Você pode pensar que todos esses comentários sociais sombrios dariam uma leitura sombria ou deprimente, mas na verdade encontrei grande conforto na avaliação estimulante do Homem-Serra sobre nosso momento cultural. Embora seja para ser motivacional, o mantra implacável de Jump de “você pode fazer isso se você se esforçar o suficiente” naturalmente implica que, se você não conseguir, foi porque não se esforçou o suficiente. O Chainsaw Man dispensa esse enquadramento desde o início; se você sobrevive neste mundo, é porque você tem muita sorte, não porque seus esforços colheram as recompensas apropriadas. O jogo é manipulado, então explore todos os ângulos que você puder encontrar e não dê atenção àqueles que o condenam por isso.
Não acho que sou o único a achar essa perspectiva animadora.
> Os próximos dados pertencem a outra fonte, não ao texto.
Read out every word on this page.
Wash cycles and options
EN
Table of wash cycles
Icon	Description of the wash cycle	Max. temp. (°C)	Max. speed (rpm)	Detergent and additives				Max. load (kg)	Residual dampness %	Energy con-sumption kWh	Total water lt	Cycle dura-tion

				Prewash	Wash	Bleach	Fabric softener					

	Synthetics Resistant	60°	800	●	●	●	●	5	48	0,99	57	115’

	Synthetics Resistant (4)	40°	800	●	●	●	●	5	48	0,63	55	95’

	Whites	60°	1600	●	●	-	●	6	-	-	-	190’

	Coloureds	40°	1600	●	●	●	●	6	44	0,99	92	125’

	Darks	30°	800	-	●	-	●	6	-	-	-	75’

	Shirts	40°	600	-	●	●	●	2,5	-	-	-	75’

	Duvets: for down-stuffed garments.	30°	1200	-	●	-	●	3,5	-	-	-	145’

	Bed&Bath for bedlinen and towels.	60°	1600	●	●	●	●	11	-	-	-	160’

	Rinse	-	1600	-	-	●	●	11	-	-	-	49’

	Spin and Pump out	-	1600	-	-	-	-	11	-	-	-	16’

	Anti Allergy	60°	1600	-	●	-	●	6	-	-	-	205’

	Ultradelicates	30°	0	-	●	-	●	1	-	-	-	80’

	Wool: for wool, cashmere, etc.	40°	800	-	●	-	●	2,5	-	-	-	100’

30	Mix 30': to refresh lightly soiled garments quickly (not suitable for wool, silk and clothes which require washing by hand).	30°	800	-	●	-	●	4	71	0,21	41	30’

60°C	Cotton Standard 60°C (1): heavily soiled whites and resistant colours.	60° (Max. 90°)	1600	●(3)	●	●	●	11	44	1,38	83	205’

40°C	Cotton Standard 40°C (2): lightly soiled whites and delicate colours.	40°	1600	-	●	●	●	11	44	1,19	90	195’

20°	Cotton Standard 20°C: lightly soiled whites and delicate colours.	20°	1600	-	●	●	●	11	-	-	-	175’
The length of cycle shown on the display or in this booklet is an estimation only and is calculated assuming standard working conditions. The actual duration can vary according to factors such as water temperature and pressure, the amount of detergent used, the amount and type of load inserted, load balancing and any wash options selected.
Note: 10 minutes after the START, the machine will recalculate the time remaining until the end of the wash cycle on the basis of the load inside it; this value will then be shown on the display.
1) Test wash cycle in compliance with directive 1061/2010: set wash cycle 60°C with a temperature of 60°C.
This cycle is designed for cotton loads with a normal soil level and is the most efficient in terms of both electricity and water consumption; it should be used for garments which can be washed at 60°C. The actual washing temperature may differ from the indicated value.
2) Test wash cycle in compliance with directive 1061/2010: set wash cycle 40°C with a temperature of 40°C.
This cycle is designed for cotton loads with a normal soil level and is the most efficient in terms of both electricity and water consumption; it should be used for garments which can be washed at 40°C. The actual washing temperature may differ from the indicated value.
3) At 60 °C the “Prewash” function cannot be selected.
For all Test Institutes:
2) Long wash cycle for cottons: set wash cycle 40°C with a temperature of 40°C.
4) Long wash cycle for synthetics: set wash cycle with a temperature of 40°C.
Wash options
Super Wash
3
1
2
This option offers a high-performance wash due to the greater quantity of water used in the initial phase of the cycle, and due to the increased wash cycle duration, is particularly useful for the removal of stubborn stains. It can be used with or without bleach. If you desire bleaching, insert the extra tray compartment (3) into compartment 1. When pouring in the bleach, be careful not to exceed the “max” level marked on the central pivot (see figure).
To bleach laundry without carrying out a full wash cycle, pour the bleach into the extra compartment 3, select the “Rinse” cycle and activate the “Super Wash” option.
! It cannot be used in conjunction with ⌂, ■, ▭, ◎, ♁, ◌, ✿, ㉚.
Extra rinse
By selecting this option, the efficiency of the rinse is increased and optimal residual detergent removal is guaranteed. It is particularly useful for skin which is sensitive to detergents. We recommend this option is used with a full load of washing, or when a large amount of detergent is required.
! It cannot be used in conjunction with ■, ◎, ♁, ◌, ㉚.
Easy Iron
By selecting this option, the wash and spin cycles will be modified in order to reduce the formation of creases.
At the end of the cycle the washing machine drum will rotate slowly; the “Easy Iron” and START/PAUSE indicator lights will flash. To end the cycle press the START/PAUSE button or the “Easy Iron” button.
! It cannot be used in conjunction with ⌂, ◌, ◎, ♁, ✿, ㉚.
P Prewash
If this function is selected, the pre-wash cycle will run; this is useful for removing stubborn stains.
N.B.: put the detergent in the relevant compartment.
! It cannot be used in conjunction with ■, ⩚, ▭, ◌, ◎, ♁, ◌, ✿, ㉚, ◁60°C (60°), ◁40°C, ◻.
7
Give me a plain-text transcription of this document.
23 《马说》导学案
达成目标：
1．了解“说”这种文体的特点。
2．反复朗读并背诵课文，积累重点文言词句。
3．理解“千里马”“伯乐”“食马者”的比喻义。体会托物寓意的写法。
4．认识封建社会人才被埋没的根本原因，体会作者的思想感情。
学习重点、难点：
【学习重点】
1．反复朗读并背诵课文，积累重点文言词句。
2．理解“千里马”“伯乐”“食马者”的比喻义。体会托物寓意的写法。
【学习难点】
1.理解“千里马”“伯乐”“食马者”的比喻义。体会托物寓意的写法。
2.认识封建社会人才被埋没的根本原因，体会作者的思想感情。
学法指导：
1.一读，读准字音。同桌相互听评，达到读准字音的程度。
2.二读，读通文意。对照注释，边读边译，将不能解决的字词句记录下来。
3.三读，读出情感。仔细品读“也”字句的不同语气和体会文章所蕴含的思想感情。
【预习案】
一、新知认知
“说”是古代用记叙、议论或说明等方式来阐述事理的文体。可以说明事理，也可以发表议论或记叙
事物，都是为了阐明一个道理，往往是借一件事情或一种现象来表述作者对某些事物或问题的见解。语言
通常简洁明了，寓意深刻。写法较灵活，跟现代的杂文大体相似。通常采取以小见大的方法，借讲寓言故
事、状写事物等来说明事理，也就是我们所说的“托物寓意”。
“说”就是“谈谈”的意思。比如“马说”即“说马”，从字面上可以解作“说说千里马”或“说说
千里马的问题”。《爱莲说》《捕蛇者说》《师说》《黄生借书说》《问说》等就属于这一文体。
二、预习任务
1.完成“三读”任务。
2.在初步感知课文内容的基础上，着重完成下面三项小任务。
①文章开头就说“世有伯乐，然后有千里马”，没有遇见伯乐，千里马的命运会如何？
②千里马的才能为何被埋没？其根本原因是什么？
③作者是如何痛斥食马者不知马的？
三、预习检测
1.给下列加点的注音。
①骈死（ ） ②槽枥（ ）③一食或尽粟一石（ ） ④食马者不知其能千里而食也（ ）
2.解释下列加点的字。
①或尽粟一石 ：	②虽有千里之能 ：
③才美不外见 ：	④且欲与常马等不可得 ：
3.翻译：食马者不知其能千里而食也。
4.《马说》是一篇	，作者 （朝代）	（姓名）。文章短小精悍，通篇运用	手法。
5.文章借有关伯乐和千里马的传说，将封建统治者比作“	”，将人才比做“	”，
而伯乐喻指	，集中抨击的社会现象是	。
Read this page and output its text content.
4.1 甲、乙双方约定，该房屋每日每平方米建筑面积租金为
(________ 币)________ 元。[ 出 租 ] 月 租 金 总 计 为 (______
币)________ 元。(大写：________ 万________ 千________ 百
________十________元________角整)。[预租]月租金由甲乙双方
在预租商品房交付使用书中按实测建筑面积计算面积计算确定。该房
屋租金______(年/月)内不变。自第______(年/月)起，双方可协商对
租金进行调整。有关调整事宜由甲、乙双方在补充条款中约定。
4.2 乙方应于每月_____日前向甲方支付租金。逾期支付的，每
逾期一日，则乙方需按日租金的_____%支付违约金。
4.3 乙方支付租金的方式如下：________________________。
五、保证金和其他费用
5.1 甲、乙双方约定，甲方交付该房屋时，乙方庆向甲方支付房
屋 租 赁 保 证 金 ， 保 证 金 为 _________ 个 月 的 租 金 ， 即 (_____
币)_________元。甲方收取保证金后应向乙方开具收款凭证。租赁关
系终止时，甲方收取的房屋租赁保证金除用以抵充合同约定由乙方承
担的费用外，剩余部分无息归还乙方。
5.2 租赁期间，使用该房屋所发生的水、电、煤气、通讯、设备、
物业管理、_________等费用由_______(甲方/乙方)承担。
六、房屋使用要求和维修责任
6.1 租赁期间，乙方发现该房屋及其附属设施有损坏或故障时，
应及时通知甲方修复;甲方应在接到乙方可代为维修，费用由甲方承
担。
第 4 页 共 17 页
Embora quebre todas as regras da narrativa da Shonen Jump, Chainsaw Man se tornou um sucesso global, com uma adaptação suntuosamente animada para chegar em breve. Você poderia atribuir isso à excelente arte, humor e narrativa de Fujimoto (e todos esses, sem dúvida, desempenham um papel), mas eu gostaria de acreditar que os jovens leitores estão ficando cansados de acreditar em fantasias que não se tornam realidade, e não deseja mais palavras melosas sobre esforço ou vitória. Talvez a próxima geração tenha entendido a verdadeira situação aqui, e eles estão com raiva pra caralho, e eles querem histórias que expressem essa raiva. Talvez eles queiram saber que estão bem ao serem informados de que ninguém está bem, que somos todos jovens desajeitados arranhando uns aos outros por causa de um anel de latão que pode nem existir. Talvez eles queiram morder e gritar como as pistas de Chainsaw Man, e gritar com toda a voz que estou aqui, e não serei negado.
Pensar nos meus colegas leitores torna ainda mais animador ver Denji e Power gritam e lutam, se esfaqueando pelas costas e se desiludindo da culpa e geralmente sendo brutais, desesperados, sobreviventes incivilizados. A ferocidade crua de suas personalidades combina com a ferocidade da arte e do ethos do Chainsaw Man; é o rugido de uma fera enjaulada, inibida pelas correntes da sociedade apenas enquanto ela escolhe respeitá-las. É um grito de guerra para todos os abusados, ignorados e descontentes, exortando-os a abraçar sua vitalidade e afirmar seu valor sem desculpas ou arrependimento. Pode não haver um futuro melhor chegando, mas pelo menos podemos chutar o presente nas bolas.